In April 2003, the FASB issued SFAS No. 149, Amendment of Statement 133 on Derivative Instruments and Hedging Activities, effective for contracts entered into or modified after June 30, 2003. This statement amends and clarifies financial accounting and reporting for derivative instruments, including certain derivative instruments embedded in other contracts (collectively referred to as derivatives) and for hedging activities under SFAS Statement No. 133, Accounting for Derivative Instruments and Hedging Activities. The adoption of SFAS 149 did not have an impact on our financial statements.
In May 2003, the FASB issued SFAS No. 150, Accounting for Certain Financial Instruments with Characteristics of both Liabilities and Equity. SFAS No. 150 affects the issuers accounting for three types of freestanding financial instruments. One type is mandatory redeemable shares, which the issuing company is obligated to buy back in exchange for cash or other assets. A second type, which includes put options and forward purchase contracts, involves instruments that do or may require the issuer to buy back some of its shares in exchange for cash or other assets. The third type of instruments that are liabilities under this Statement is obligations that can be settled with shares, the monetary value of which is fixed, tied solely or predominately to a variable such as a market index, or varies inversely with the value of the issuers shares. SFAS No. 150 does not apply to features embedded in a financial instrument that is not a derivative in its entirety. Most of the guidance in SFAS No. 150 is effective for all financial instruments entered into or modified after May 31, 2003, and otherwise is effective at the beginning of the first interim period beginning after June 15, 2003. The adoption of SFAS No. 150 did not have an impact on our financial statements.
Item 3. Quantitative and Qualitative Disclosures about Market Risk.

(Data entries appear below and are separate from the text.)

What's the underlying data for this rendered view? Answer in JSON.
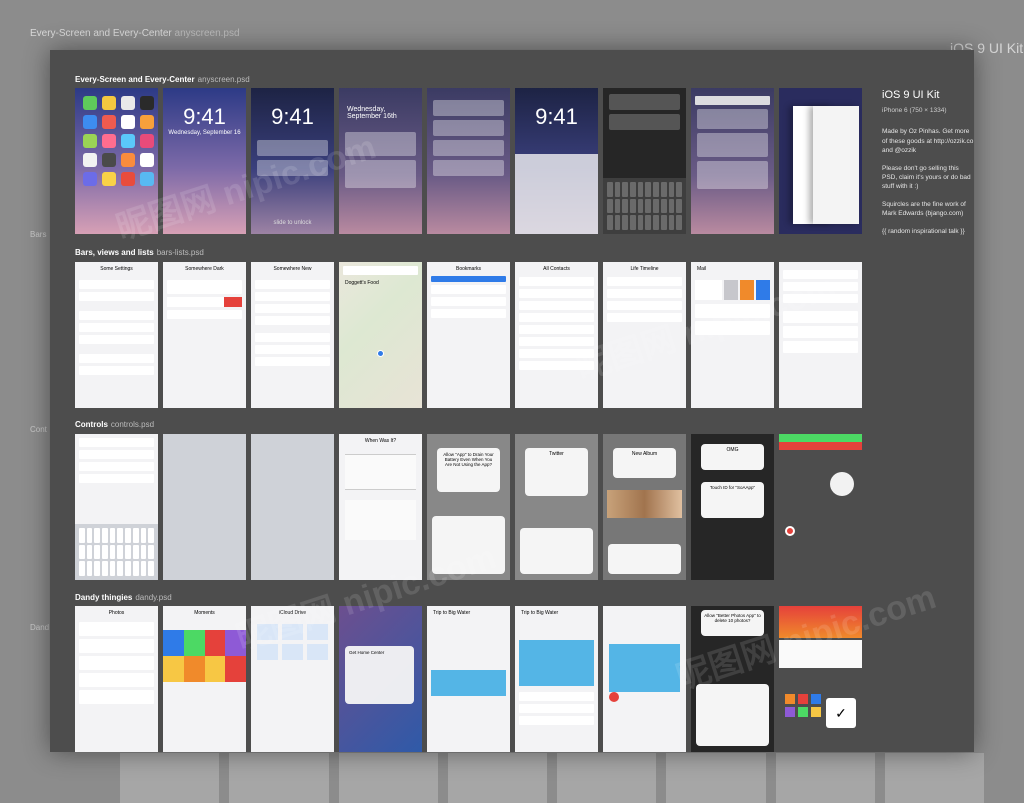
{
  "background": {
    "title": "Every-Screen and Every-Center",
    "title_suffix": "anyscreen.psd",
    "kit": "iOS 9 UI Kit",
    "side_labels": [
      "Bars",
      "Cont",
      "Dand"
    ]
  },
  "sections": [
    {
      "title": "Every-Screen and Every-Center",
      "file": "anyscreen.psd"
    },
    {
      "title": "Bars, views and lists",
      "file": "bars-lists.psd"
    },
    {
      "title": "Controls",
      "file": "controls.psd"
    },
    {
      "title": "Dandy thingies",
      "file": "dandy.psd"
    }
  ],
  "lockscreen": {
    "time": "9:41",
    "date": "Wednesday, September 16",
    "date_short": "Wednesday, September 16th",
    "slide": "slide to unlock"
  },
  "screens_row2": [
    "Some Settings",
    "Somewhere Dark",
    "Somewhere New",
    "Doggett's Food",
    "Bookmarks",
    "All Contacts",
    "Life Timeline",
    "Mail"
  ],
  "screens_row3": [
    "When Was It?",
    "Allow \"App\" to Drain Your Battery Even When You Are Not Using the App?",
    "Twitter",
    "New Album",
    "OMG",
    "Touch ID for \"SoAApp\""
  ],
  "screens_row4": [
    "Photos",
    "Moments",
    "iCloud Drive",
    "Get Home Center",
    "Trip to Big Water",
    "Trip to Big Water",
    "Allow \"Better Photos App\" to delete 10 photos?"
  ],
  "info": {
    "title": "iOS 9 UI Kit",
    "subtitle": "iPhone 6 (750 × 1334)",
    "p1": "Made by Oz Pinhas. Get more of these goods at http://ozzik.co and @ozzik",
    "p2": "Please don't go selling this PSD, claim it's yours or do bad stuff with it :)",
    "p3": "Squircles are the fine work of Mark Edwards (bjango.com)",
    "p4": "{{ random inspirational talk }}"
  },
  "watermark": "昵图网 nipic.com",
  "colors": {
    "board": "#4d4d4d",
    "accent": "#2f7be8",
    "red": "#e5413b",
    "green": "#4cd964",
    "orange": "#f08a2b"
  }
}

We use off-balance sheet hedging instruments to manage our risks associated with our operating activities conducted in foreign currencies. In limited circumstances and when considered appropriate, we will utilize forward exchange contracts to hedge anticipated transactions. We have historically used these instruments primarily in the buying and selling of certain spare parts, maintenance services and equipment. We attempt to minimize our exposure to foreign currency fluctuations by matching our revenues and expenses in the same currency for our contracts. Most of our revenue and expenses from North Sea Operations are denominated in British Pounds Sterling (pound). As of September 30, 2003, we did not have any nominal forward exchange contracts outstanding. Management does not believe that our limited exposure to foreign currency exchange risk necessitates the extensive use of forward exchange contracts.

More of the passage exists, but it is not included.